“Would you like a cup of tea?” She asked. That was about the most British way of greeting people, I thought. “Yes, please,” I gladly accepted her offer. And it was this brief encounter that marked the start of my exchange at UEA, in January 2016.
The day before this, I landed at Norwich Airport, I had never set foot in Europe before. On the slippery pavement I dragged my luggage—the first thing that greeted me was the humidity of the British January. As an exchange student from Western University, Canada, where everything at this time of year was frozen to the core, to me the humid weather was an ointment to my international experience.
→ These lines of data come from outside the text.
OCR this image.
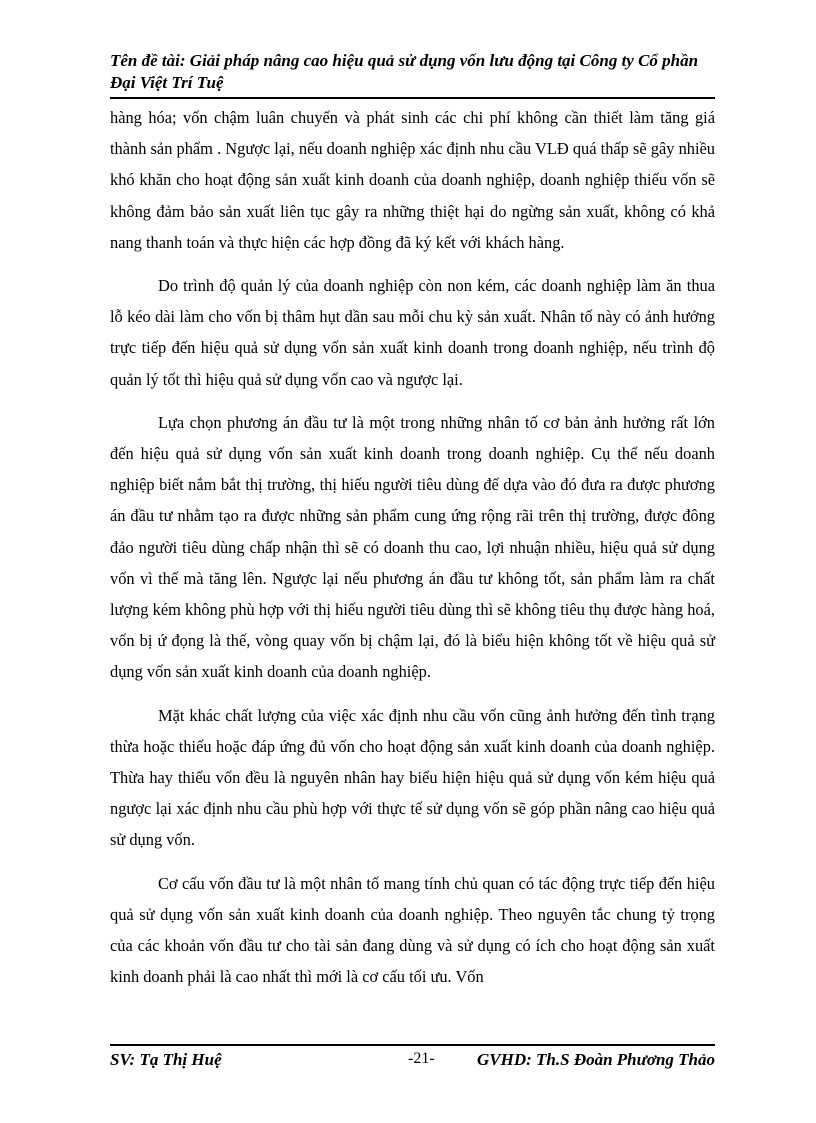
Tên đề tài: Giải pháp nâng cao hiệu quả sử dụng vốn lưu động tại Công ty Cổ phần Đại Việt Trí Tuệ

hàng hóa; vốn chậm luân chuyển và phát sinh các chi phí không cần thiết làm tăng giá thành sản phẩm . Ngược lại, nếu doanh nghiệp xác định nhu cầu VLĐ quá thấp sẽ gây nhiều khó khăn cho hoạt động sản xuất kinh doanh của doanh nghiệp, doanh nghiệp thiếu vốn sẽ không đảm bảo sản xuất liên tục gây ra những thiệt hại do ngừng sản xuất, không có khả nang thanh toán và thực hiện các hợp đồng đã ký kết với khách hàng.

Do trình độ quản lý của doanh nghiệp còn non kém, các doanh nghiệp làm ăn thua lỗ kéo dài làm cho vốn bị thâm hụt dần sau mỗi chu kỳ sản xuất. Nhân tố này có ảnh hưởng trực tiếp đến hiệu quả sử dụng vốn sản xuất kinh doanh trong doanh nghiệp, nếu trình độ quản lý tốt thì hiệu quả sử dụng vốn cao và ngược lại.

Lựa chọn phương án đầu tư là một trong những nhân tố cơ bản ảnh hưởng rất lớn đến hiệu quả sử dụng vốn sản xuất kinh doanh trong doanh nghiệp. Cụ thể nếu doanh nghiệp biết nắm bắt thị trường, thị hiếu người tiêu dùng để dựa vào đó đưa ra được phương án đầu tư nhằm tạo ra được những sản phẩm cung ứng rộng rãi trên thị trường, được đông đảo người tiêu dùng chấp nhận thì sẽ có doanh thu cao, lợi nhuận nhiều, hiệu quả sử dụng vốn vì thế mà tăng lên. Ngược lại nếu phương án đầu tư không tốt, sản phẩm làm ra chất lượng kém không phù hợp với thị hiếu người tiêu dùng thì sẽ không tiêu thụ được hàng hoá, vốn bị ứ đọng là thế, vòng quay vốn bị chậm lại, đó là biểu hiện không tốt về hiệu quả sử dụng vốn sản xuất kinh doanh của doanh nghiệp.

Mặt khác chất lượng của việc xác định nhu cầu vốn cũng ảnh hưởng đến tình trạng thừa hoặc thiếu hoặc đáp ứng đủ vốn cho hoạt động sản xuất kinh doanh của doanh nghiệp. Thừa hay thiếu vốn đều là nguyên nhân hay biểu hiện hiệu quả sử dụng vốn kém hiệu quả ngược lại xác định nhu cầu phù hợp với thực tế sử dụng vốn sẽ góp phần nâng cao hiệu quả sử dụng vốn.

Cơ cấu vốn đầu tư là một nhân tố mang tính chủ quan có tác động trực tiếp đến hiệu quả sử dụng vốn sản xuất kinh doanh của doanh nghiệp. Theo nguyên tắc chung tỷ trọng của các khoản vốn đầu tư cho tài sản đang dùng và sử dụng có ích cho hoạt động sản xuất kinh doanh phải là cao nhất thì mới là cơ cấu tối ưu. Vốn

SV: Tạ Thị Huệ	-21- GVHD: Th.S Đoàn Phương Thảo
Flashing forward to the warm welcome, I met my first flatmate in the kitchen the night of the following day. She was smart and funny. We sat down at the dinner table and talked for a long time. The second flatmate came back from Christmas break the day after with a skateboard on his shoulder. In hindsight, he was one of the most interesting personalities I met. He was the kind of guy who would parkour around the campus, and episodically camp beside the UEA Lake at night. Besides his eccentric hobbies, he was a bright and passionate student. There were times we would sit down in the common kitchen late at night and talk about politics and literature. One night I asked him how he managed to do those crazy flips and wall-runs during the day. “Once you tell yourself you’re not afraid and get past the mental block, you can do the craziest moves in the world,” he said. I found his remark was quite insightful, and therefore, alone I travelled to several countries in Europe during the Easter break. I saw more of the world and came back as a different person.
It was spring when I returned to UEA, and my flatmate was doing even more flips around the campus. I thought it was about time I move around as well. The UEA campus was excellent for that purpose. The Sportspark housed state-of-the-art facilities for physical training; otherwise, the vast open areas of the campus were available for leisure sports. I joined the Archery Club and put a few arrows to the bullseye; sometimes, I also jogged by the lake and the beautiful sunset.
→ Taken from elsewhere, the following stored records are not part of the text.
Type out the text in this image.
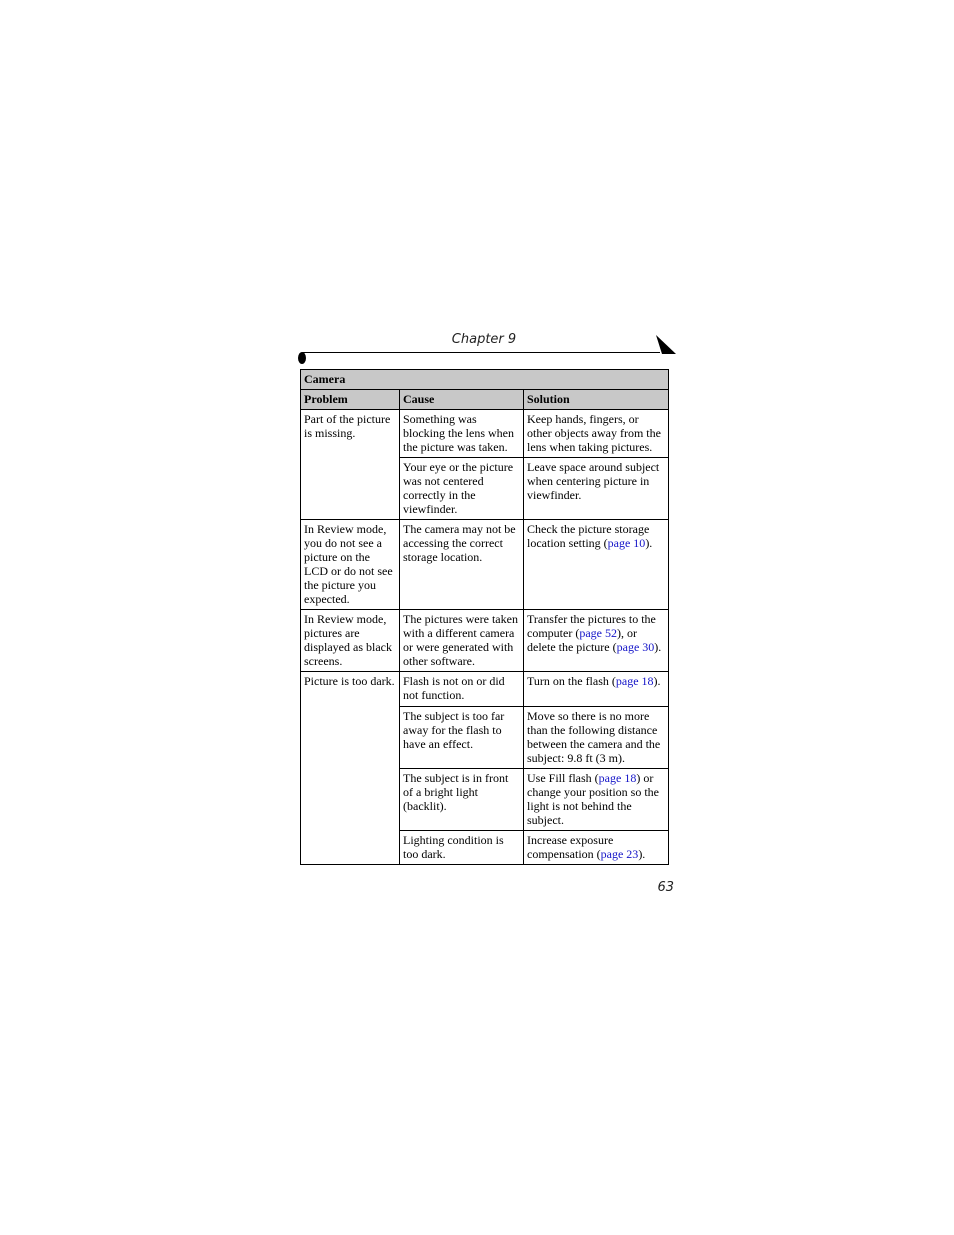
Chapter 9
Camera		
Problem	Cause	Solution
Part of the picture is missing.	Something was blocking the lens when the picture was taken.	Keep hands, fingers, or other objects away from the lens when taking pictures.
	Your eye or the picture was not centered correctly in the viewfinder.	Leave space around subject when centering picture in viewfinder.
In Review mode, you do not see a picture on the LCD or do not see the picture you expected.	The camera may not be accessing the correct storage location.	Check the picture storage location setting (page 10).
In Review mode, pictures are displayed as black screens.	The pictures were taken with a different camera or were generated with other software.	Transfer the pictures to the computer (page 52), or delete the picture (page 30).
Picture is too dark.	Flash is not on or did not function.	Turn on the flash (page 18).
	The subject is too far away for the flash to have an effect.	Move so there is no more than the following distance between the camera and the subject: 9.8 ft (3 m).
	The subject is in front of a bright light (backlit).	Use Fill flash (page 18) or change your position so the light is not behind the subject.
	Lighting condition is too dark.	Increase exposure compensation (page 23).
63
When I was not physically moving, I would be chatting with my Indian friend I met in class. He would tell me about Indian culture, and, to my surprise, lecture me on American politics. I learned so much about the world by hanging out with him. We still keep in touch today.
My time at UEA was so pleasurable that May came before I knew it. I was so accustomed to having close friends like the tea lady, parkour buddy, and my Indian classmate around. But even the best of friends must part. It was dawn when I departed, and over the same slippery pavement I dragged my luggage, only they were heavier this time.